A mudança faz parte de uma reforma do Regime Penal Juvenil impulsionada pelo governo, que busca atualizar a legislação existente desde 1980. Se a medida for aprovada pelo Senado e sancionada, adolescentes de 14 e 15 anos poderão ser processados criminalmente, inclusive com pena de até 15 anos de prisão em casos graves.
Pelo texto aprovado, a redução não implica que todos os crimes resultem automaticamente em prisão em regime fechado: o projeto prevê que, em casos de condenações mais leves, juízes possam aplicar medidas alternativas, como proibição de contato com a vítima, restrições de circulação e prestação de serviços comunitários.
Representantes do governo afirmam que a proposta busca responder ao aumento de crimes violentos cometidos por adolescentes e dar “respostas mais firmes à sociedade”, argumentando que a lei atual estaria desatualizada frente à realidade do crime juvenil.
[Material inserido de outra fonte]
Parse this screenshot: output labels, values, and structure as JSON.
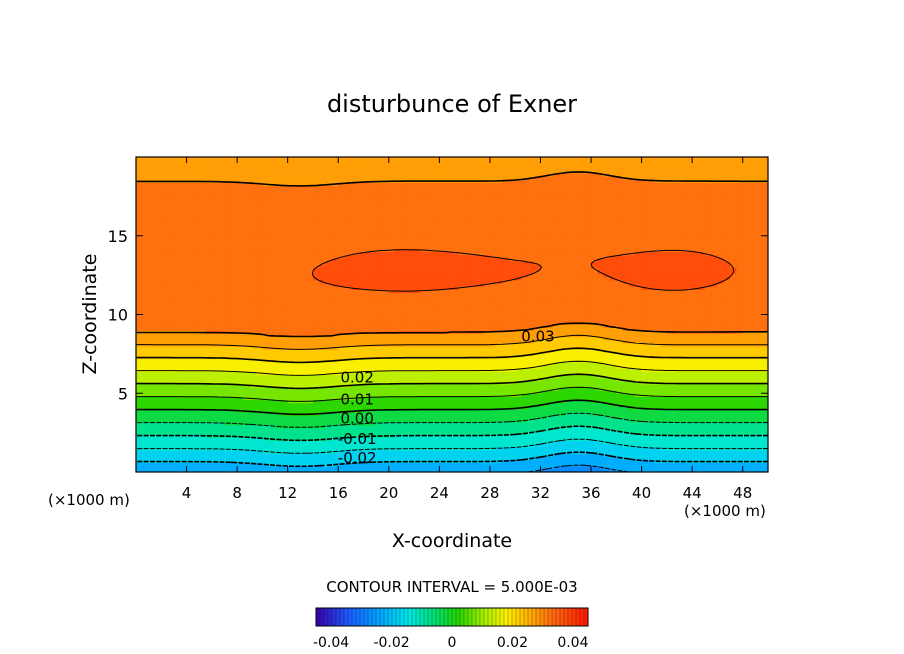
{
  "chart_data": {
    "type": "contour",
    "title": "disturbunce of Exner",
    "xlabel": "X-coordinate",
    "ylabel": "Z-coordinate",
    "x_unit_left": "(×1000 m)",
    "x_unit_right": "(×1000 m)",
    "xlim": [
      0,
      50
    ],
    "ylim": [
      0,
      20
    ],
    "x_ticks": [
      4,
      8,
      12,
      16,
      20,
      24,
      28,
      32,
      36,
      40,
      44,
      48
    ],
    "y_ticks": [
      5,
      10,
      15
    ],
    "contour_interval_text": "CONTOUR INTERVAL = 5.000E-03",
    "contour_interval": 0.005,
    "contour_labels": [
      {
        "text": "0.03",
        "x": 31.8,
        "z": 8.6
      },
      {
        "text": "0.02",
        "x": 17.5,
        "z": 6.0
      },
      {
        "text": "0.01",
        "x": 17.5,
        "z": 4.6
      },
      {
        "text": "0.00",
        "x": 17.5,
        "z": 3.4
      },
      {
        "text": "-0.01",
        "x": 17.5,
        "z": 2.1
      },
      {
        "text": "-0.02",
        "x": 17.5,
        "z": 0.9
      }
    ],
    "field_range": [
      -0.045,
      0.045
    ],
    "colorbar": {
      "ticks": [
        -0.04,
        -0.02,
        0,
        0.02,
        0.04
      ],
      "tick_labels": [
        "-0.04",
        "-0.02",
        "0",
        "0.02",
        "0.04"
      ]
    }
  }
}
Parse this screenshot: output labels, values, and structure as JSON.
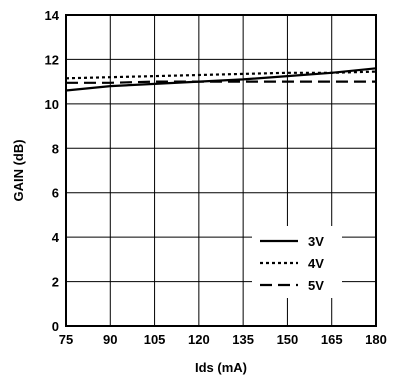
{
  "chart_data": {
    "type": "line",
    "title": "",
    "xlabel": "Ids (mA)",
    "ylabel": "GAIN (dB)",
    "xlim": [
      75,
      180
    ],
    "ylim": [
      0,
      14
    ],
    "xticks": [
      75,
      90,
      105,
      120,
      135,
      150,
      165,
      180
    ],
    "yticks": [
      0,
      2,
      4,
      6,
      8,
      10,
      12,
      14
    ],
    "grid": true,
    "legend_position": "bottom-right",
    "series": [
      {
        "name": "3V",
        "style": "solid",
        "color": "#000000",
        "x": [
          75,
          90,
          105,
          120,
          135,
          150,
          165,
          180
        ],
        "y": [
          10.6,
          10.8,
          10.9,
          11.0,
          11.1,
          11.25,
          11.4,
          11.6
        ]
      },
      {
        "name": "4V",
        "style": "dotted",
        "color": "#000000",
        "x": [
          75,
          90,
          105,
          120,
          135,
          150,
          165,
          180
        ],
        "y": [
          11.15,
          11.2,
          11.25,
          11.3,
          11.35,
          11.4,
          11.4,
          11.45
        ]
      },
      {
        "name": "5V",
        "style": "dashed",
        "color": "#000000",
        "x": [
          75,
          90,
          105,
          120,
          135,
          150,
          165,
          180
        ],
        "y": [
          10.95,
          10.95,
          11.0,
          11.0,
          11.0,
          11.0,
          11.0,
          11.0
        ]
      }
    ]
  }
}
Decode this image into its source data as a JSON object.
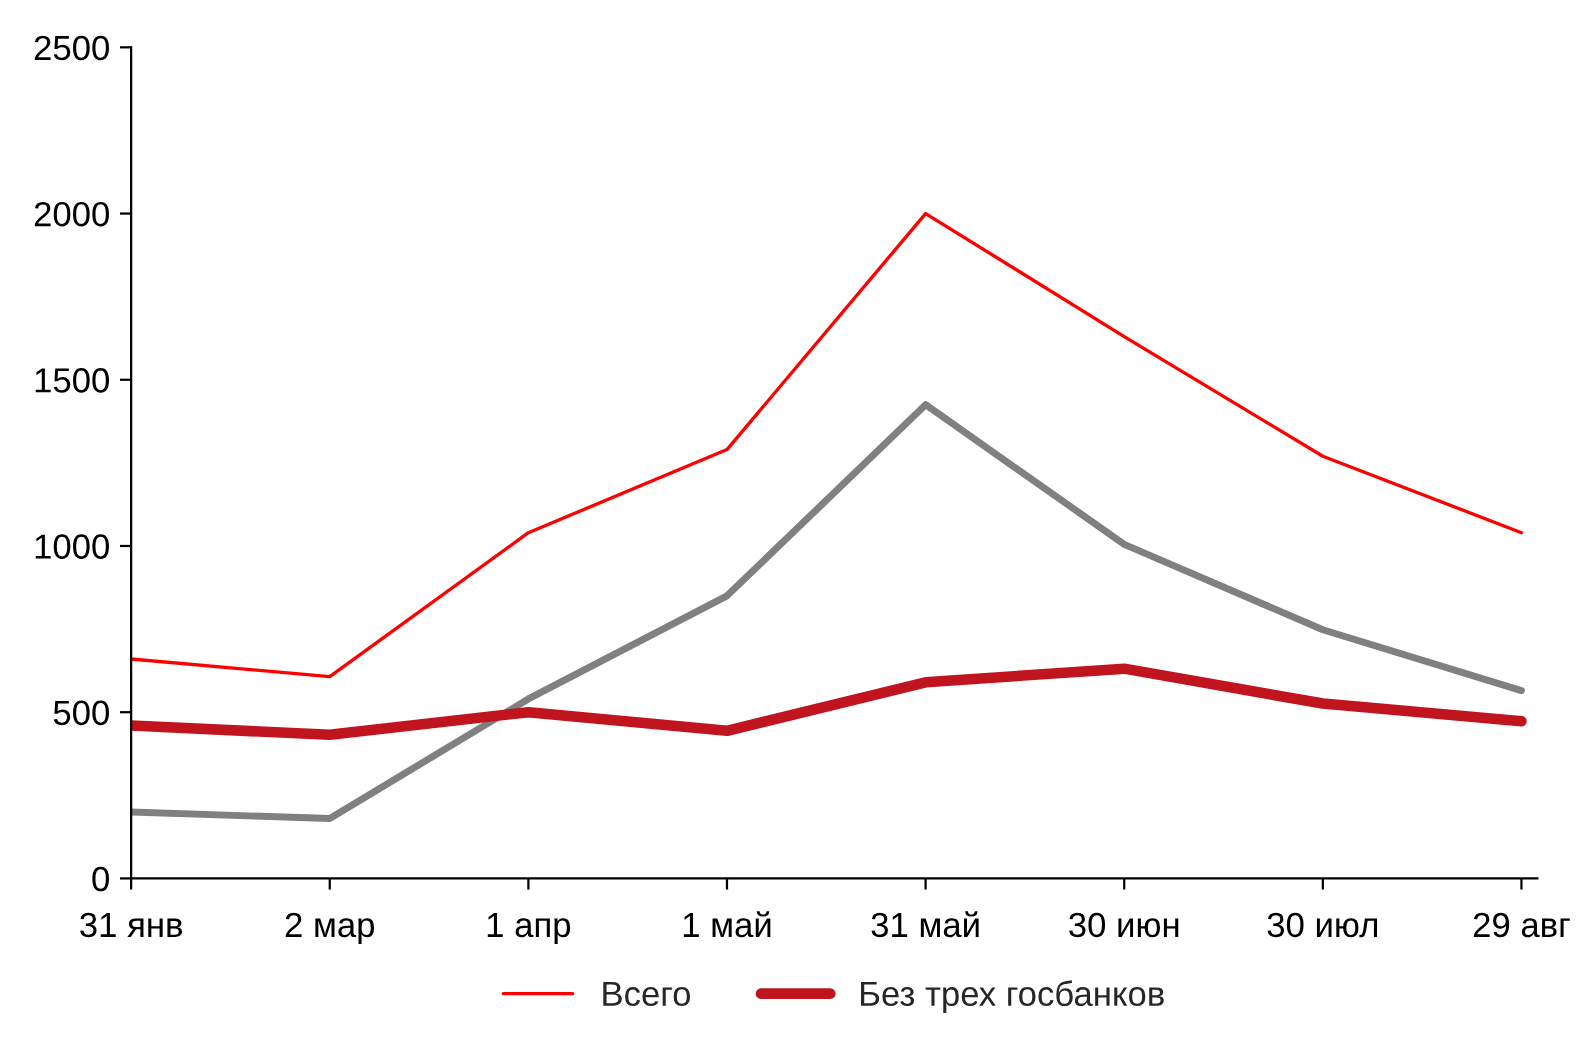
{
  "chart_data": {
    "type": "line",
    "categories": [
      "31 янв",
      "2 мар",
      "1 апр",
      "1 май",
      "31 май",
      "30 июн",
      "30 июл",
      "29 авг"
    ],
    "series": [
      {
        "name": "Всего",
        "color": "#ff0000",
        "values": [
          660,
          607,
          1040,
          1290,
          2000,
          1630,
          1270,
          1040
        ]
      },
      {
        "color": "#808080",
        "values": [
          200,
          180,
          540,
          850,
          1425,
          1005,
          748,
          565
        ]
      },
      {
        "name": "Без трех госбанков",
        "color": "#c0141e",
        "values": [
          460,
          432,
          500,
          444,
          590,
          631,
          526,
          473
        ]
      }
    ],
    "ylim": [
      0,
      2500
    ],
    "yticks": [
      0,
      500,
      1000,
      1500,
      2000,
      2500
    ],
    "grid": false,
    "legend": "bottom",
    "marker": "none",
    "line_style": "solid"
  }
}
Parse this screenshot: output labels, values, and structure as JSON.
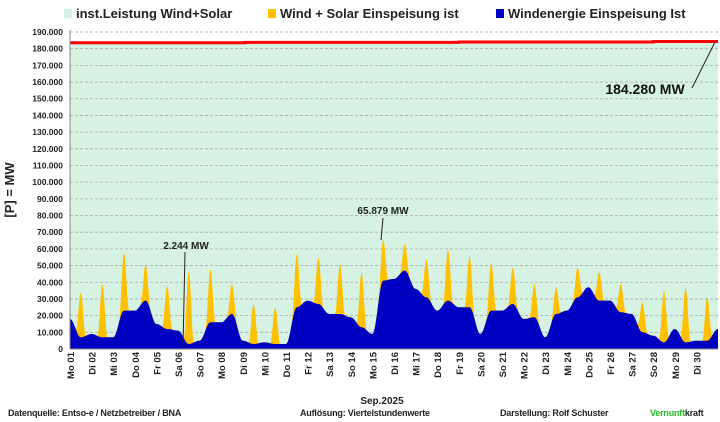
{
  "legend": [
    {
      "label": "inst.Leistung Wind+Solar",
      "color": "#d6f2e2"
    },
    {
      "label": "Wind + Solar Einspeisung ist",
      "color": "#ffc000"
    },
    {
      "label": "Windenergie Einspeisung Ist",
      "color": "#0000c0"
    }
  ],
  "footer": {
    "source": "Datenquelle:  Entso-e  / Netzbetreiber / BNA",
    "resolution": "Auflösung: Viertelstundenwerte",
    "author": "Darstellung:  Rolf Schuster",
    "brand_a": "Vernunft",
    "brand_b": "kraft",
    "brand_color": "#22bb22"
  },
  "chart_data": {
    "type": "area",
    "ylabel": "[P] =  MW",
    "xlabel": "Sep.2025",
    "ylim": [
      0,
      190000
    ],
    "yticks": [
      "0",
      "10.000",
      "20.000",
      "30.000",
      "40.000",
      "50.000",
      "60.000",
      "70.000",
      "80.000",
      "90.000",
      "100.000",
      "110.000",
      "120.000",
      "130.000",
      "140.000",
      "150.000",
      "160.000",
      "170.000",
      "180.000",
      "190.000"
    ],
    "grid": true,
    "legend_position": "top",
    "categories": [
      "Mo 01",
      "Di 02",
      "Mi 03",
      "Do 04",
      "Fr 05",
      "Sa 06",
      "So 07",
      "Mo 08",
      "Di 09",
      "Mi 10",
      "Do 11",
      "Fr 12",
      "Sa 13",
      "So 14",
      "Mo 15",
      "Di 16",
      "Mi 17",
      "Do 18",
      "Fr 19",
      "Sa 20",
      "So 21",
      "Mo 22",
      "Di 23",
      "Mi 24",
      "Do 25",
      "Fr 26",
      "Sa 27",
      "So 28",
      "Mo 29",
      "Di 30"
    ],
    "series": [
      {
        "name": "Wind + Solar Einspeisung ist",
        "daily_peak_mw": [
          34000,
          39000,
          58000,
          51000,
          38000,
          47000,
          48000,
          39000,
          27000,
          25000,
          57000,
          55000,
          51000,
          46000,
          65879,
          63000,
          54000,
          60000,
          56000,
          52000,
          49000,
          39000,
          37000,
          49000,
          46000,
          39000,
          28000,
          35000,
          37000,
          31000
        ]
      },
      {
        "name": "Windenergie Einspeisung Ist",
        "noon_mw": [
          7000,
          7000,
          23000,
          29000,
          12000,
          3000,
          16000,
          21000,
          3000,
          3000,
          25000,
          27000,
          21000,
          13000,
          41000,
          47000,
          31000,
          29000,
          25000,
          23000,
          27000,
          19000,
          21000,
          31000,
          29000,
          22000,
          10000,
          4000,
          4000,
          5000
        ],
        "midnight_mw": [
          18000,
          9000,
          7000,
          23000,
          15000,
          11000,
          5000,
          16000,
          5000,
          4000,
          3000,
          29000,
          21000,
          19000,
          9000,
          42000,
          36000,
          23000,
          25000,
          9000,
          23000,
          18000,
          7000,
          23000,
          37000,
          29000,
          21000,
          8000,
          12000,
          5000,
          12000
        ]
      },
      {
        "name": "inst.Leistung Wind+Solar",
        "start_mw": 183500,
        "end_mw": 184280
      }
    ],
    "annotations": [
      "2.244 MW",
      "65.879 MW",
      "184.280 MW"
    ]
  }
}
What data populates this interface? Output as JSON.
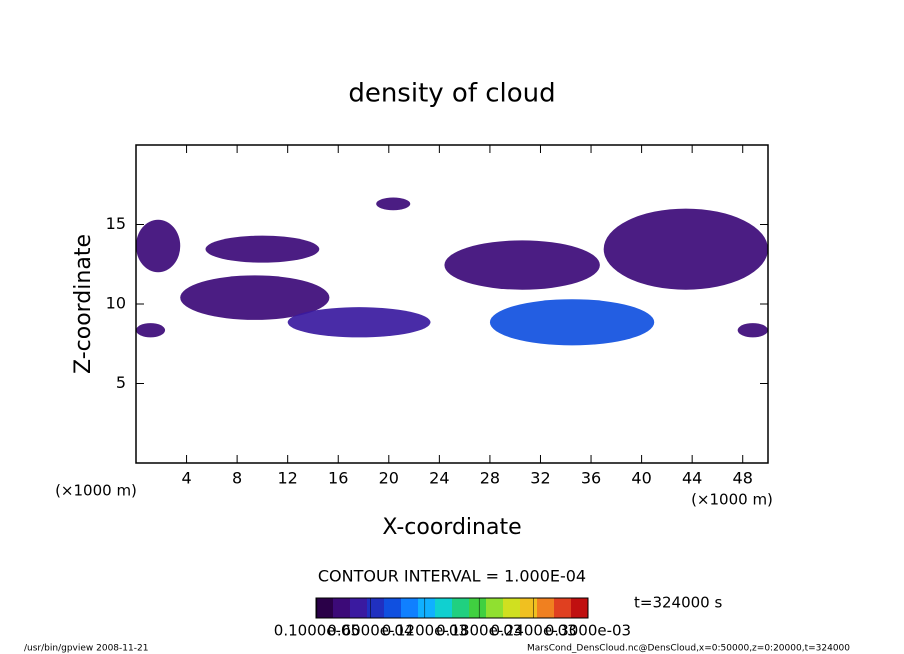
{
  "chart_data": {
    "type": "contour",
    "title": "density of cloud",
    "xlabel": "X-coordinate",
    "ylabel": "Z-coordinate",
    "x_unit": "(×1000 m)",
    "y_unit": "(×1000 m)",
    "contour_interval": "CONTOUR INTERVAL = 1.000E-04",
    "time_label": "t=324000 s",
    "footer_left": "/usr/bin/gpview   2008-11-21",
    "footer_right": "MarsCond_DensCloud.nc@DensCloud,x=0:50000,z=0:20000,t=324000",
    "xlim": [
      0,
      50
    ],
    "ylim": [
      0,
      20
    ],
    "xticks": [
      4,
      8,
      12,
      16,
      20,
      24,
      28,
      32,
      36,
      40,
      44,
      48
    ],
    "yticks": [
      5,
      10,
      15
    ],
    "colorbar_lim": [
      0,
      0.0003
    ],
    "colorbar_colors": [
      "#2a0048",
      "#3c0a78",
      "#3a1aa0",
      "#2030c0",
      "#1050e0",
      "#1080ff",
      "#10b0ff",
      "#10d0d0",
      "#20d080",
      "#40d040",
      "#90e030",
      "#d0e020",
      "#f0c020",
      "#f08020",
      "#e04020",
      "#c01010"
    ],
    "colorbar_ticks": [
      {
        "value": 1e-06,
        "label": "0.1000e-05"
      },
      {
        "value": 6e-05,
        "label": "0.6000e-04"
      },
      {
        "value": 0.00012,
        "label": "0.1200e-03"
      },
      {
        "value": 0.00018,
        "label": "0.1800e-03"
      },
      {
        "value": 0.00024,
        "label": "0.2400e-03"
      },
      {
        "value": 0.0003,
        "label": "0.3000e-03"
      }
    ],
    "regions": [
      {
        "x": [
          0,
          3.5
        ],
        "z": [
          12,
          15.3
        ],
        "value": 2e-05
      },
      {
        "x": [
          5.5,
          14.5
        ],
        "z": [
          12.6,
          14.3
        ],
        "value": 2e-05
      },
      {
        "x": [
          3.5,
          15.3
        ],
        "z": [
          9,
          11.8
        ],
        "value": 3e-05
      },
      {
        "x": [
          12,
          23.3
        ],
        "z": [
          7.9,
          9.8
        ],
        "value": 4e-05
      },
      {
        "x": [
          19,
          21.7
        ],
        "z": [
          15.9,
          16.7
        ],
        "value": 2e-05
      },
      {
        "x": [
          24.4,
          36.7
        ],
        "z": [
          10.9,
          14
        ],
        "value": 2e-05
      },
      {
        "x": [
          28,
          41
        ],
        "z": [
          7.4,
          10.3
        ],
        "value": 8e-05
      },
      {
        "x": [
          37,
          50
        ],
        "z": [
          10.9,
          16
        ],
        "value": 2e-05
      },
      {
        "x": [
          0,
          2.3
        ],
        "z": [
          7.9,
          8.8
        ],
        "value": 2e-05
      },
      {
        "x": [
          47.6,
          50
        ],
        "z": [
          7.9,
          8.8
        ],
        "value": 2e-05
      }
    ]
  }
}
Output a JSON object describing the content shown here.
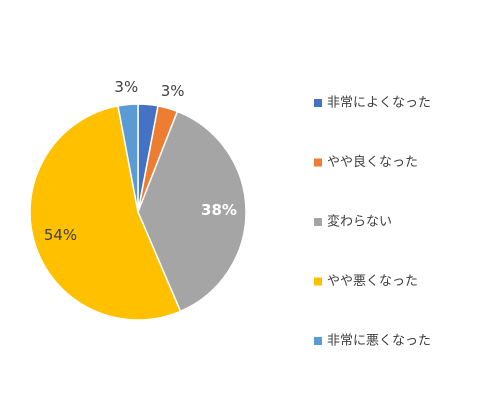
{
  "chart_data": {
    "type": "pie",
    "categories": [
      "非常によくなった",
      "やや良くなった",
      "変わらない",
      "やや悪くなった",
      "非常に悪くなった"
    ],
    "values": [
      3,
      3,
      38,
      54,
      3
    ],
    "value_labels": [
      null,
      "3%",
      "38%",
      "54%",
      "3%"
    ],
    "colors": [
      "#4472c4",
      "#ed7d31",
      "#a5a5a5",
      "#ffc000",
      "#5b9bd5"
    ],
    "legend": "right"
  }
}
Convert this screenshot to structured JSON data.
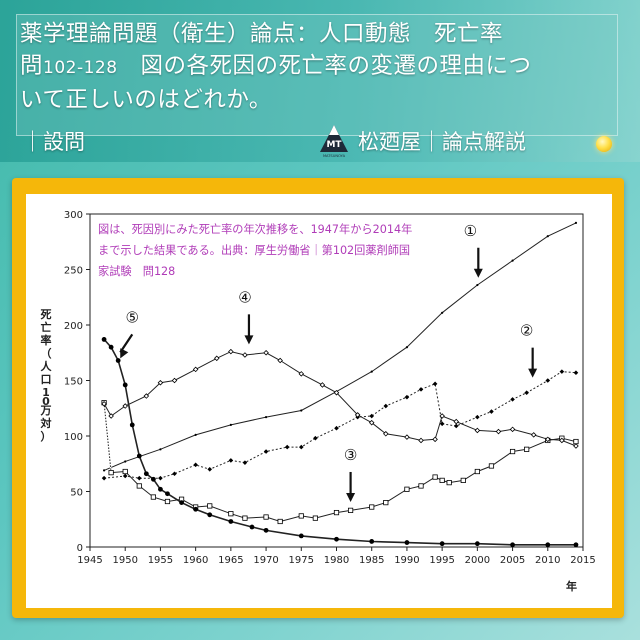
{
  "header": {
    "title_line1": "薬学理論問題（衛生）論点：人口動態　死亡率",
    "title_q_prefix": "問",
    "title_q_num": "102-128",
    "title_line2_rest": "　図の各死因の死亡率の変遷の理由につ",
    "title_line3": "いて正しいのはどれか。",
    "section_label": "｜設問",
    "brand_label": "松廼屋｜論点解説",
    "logo_text": "MT",
    "logo_subtext": "MATSUNOYA"
  },
  "colors": {
    "accent_teal": "#3fb8a8",
    "frame_orange": "#f5b70a",
    "note_purple": "#b03cb8"
  },
  "chart_note": {
    "line1": "図は、死因別にみた死亡率の年次推移を、1947年から2014年",
    "line2": "まで示した結果である。出典：厚生労働省｜第102回薬剤師国",
    "line3": "家試験　問128"
  },
  "chart_data": {
    "type": "line",
    "xlabel": "年",
    "ylabel": "死亡率（人口10万対）",
    "xlim": [
      1945,
      2015
    ],
    "ylim": [
      0,
      300
    ],
    "xticks": [
      1945,
      1950,
      1955,
      1960,
      1965,
      1970,
      1975,
      1980,
      1985,
      1990,
      1995,
      2000,
      2005,
      2010,
      2015
    ],
    "yticks": [
      0,
      50,
      100,
      150,
      200,
      250,
      300
    ],
    "grid": false,
    "series": [
      {
        "name": "①",
        "marker": "dot-small",
        "x": [
          1947,
          1950,
          1955,
          1960,
          1965,
          1970,
          1975,
          1980,
          1985,
          1990,
          1995,
          2000,
          2005,
          2010,
          2014
        ],
        "y": [
          69,
          77,
          88,
          101,
          110,
          117,
          123,
          140,
          158,
          180,
          211,
          236,
          258,
          280,
          292
        ]
      },
      {
        "name": "②",
        "marker": "diamond-filled",
        "x": [
          1947,
          1950,
          1952,
          1955,
          1957,
          1960,
          1962,
          1965,
          1967,
          1970,
          1973,
          1975,
          1977,
          1980,
          1983,
          1985,
          1987,
          1990,
          1992,
          1994,
          1995,
          1997,
          2000,
          2002,
          2005,
          2007,
          2010,
          2012,
          2014
        ],
        "y": [
          62,
          64,
          62,
          62,
          66,
          74,
          70,
          78,
          76,
          86,
          90,
          90,
          98,
          107,
          117,
          118,
          127,
          135,
          142,
          147,
          111,
          109,
          117,
          122,
          133,
          139,
          150,
          158,
          157
        ]
      },
      {
        "name": "③",
        "marker": "square-open",
        "x": [
          1947,
          1948,
          1950,
          1952,
          1954,
          1956,
          1958,
          1960,
          1962,
          1965,
          1967,
          1970,
          1972,
          1975,
          1977,
          1980,
          1982,
          1985,
          1987,
          1990,
          1992,
          1994,
          1995,
          1996,
          1998,
          2000,
          2002,
          2005,
          2007,
          2010,
          2012,
          2014
        ],
        "y": [
          130,
          67,
          68,
          55,
          45,
          41,
          43,
          36,
          37,
          30,
          26,
          27,
          23,
          28,
          26,
          31,
          33,
          36,
          40,
          52,
          55,
          63,
          60,
          58,
          60,
          68,
          73,
          86,
          88,
          96,
          98,
          95
        ]
      },
      {
        "name": "④",
        "marker": "diamond-open",
        "x": [
          1947,
          1948,
          1950,
          1953,
          1955,
          1957,
          1960,
          1963,
          1965,
          1967,
          1970,
          1972,
          1975,
          1978,
          1980,
          1983,
          1985,
          1987,
          1990,
          1992,
          1994,
          1995,
          1997,
          2000,
          2003,
          2005,
          2008,
          2010,
          2012,
          2014
        ],
        "y": [
          129,
          118,
          127,
          136,
          148,
          150,
          160,
          170,
          176,
          173,
          175,
          168,
          156,
          146,
          139,
          119,
          112,
          102,
          99,
          96,
          97,
          118,
          113,
          105,
          104,
          106,
          101,
          97,
          96,
          91
        ]
      },
      {
        "name": "⑤",
        "marker": "dot-large",
        "x": [
          1947,
          1948,
          1949,
          1950,
          1951,
          1952,
          1953,
          1954,
          1955,
          1956,
          1958,
          1960,
          1962,
          1965,
          1968,
          1970,
          1975,
          1980,
          1985,
          1990,
          1995,
          2000,
          2005,
          2010,
          2014
        ],
        "y": [
          187,
          180,
          168,
          146,
          110,
          82,
          66,
          61,
          52,
          48,
          40,
          34,
          29,
          23,
          18,
          15,
          10,
          7,
          5,
          4,
          3,
          3,
          2,
          2,
          2
        ]
      }
    ],
    "annotations": [
      {
        "label": "①",
        "x": 1999,
        "y": 275
      },
      {
        "label": "②",
        "x": 2007,
        "y": 185
      },
      {
        "label": "③",
        "x": 1982,
        "y": 73
      },
      {
        "label": "④",
        "x": 1967,
        "y": 215
      },
      {
        "label": "⑤",
        "x": 1951,
        "y": 197
      }
    ]
  }
}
Autoridades destacam que, apesar da redução da idade penal, os menores não seriam colocados nas mesmas celas que adultos, devendo ser estabelecidas instalações separadas e programas de reintegração social caso o texto seja sancionado.
A proposta enfrenta resistência de setores da oposição e de organizações de direitos humanos, que afirmam que reduzir a maioridade penal não resolve problemas estruturais como desigualdade social e falta de políticas de prevenção ao crime. Críticos também questionam se há estrutura adequada para garantir os direitos de adolescentes submetidos ao sistema penal juvenil sob as novas regras.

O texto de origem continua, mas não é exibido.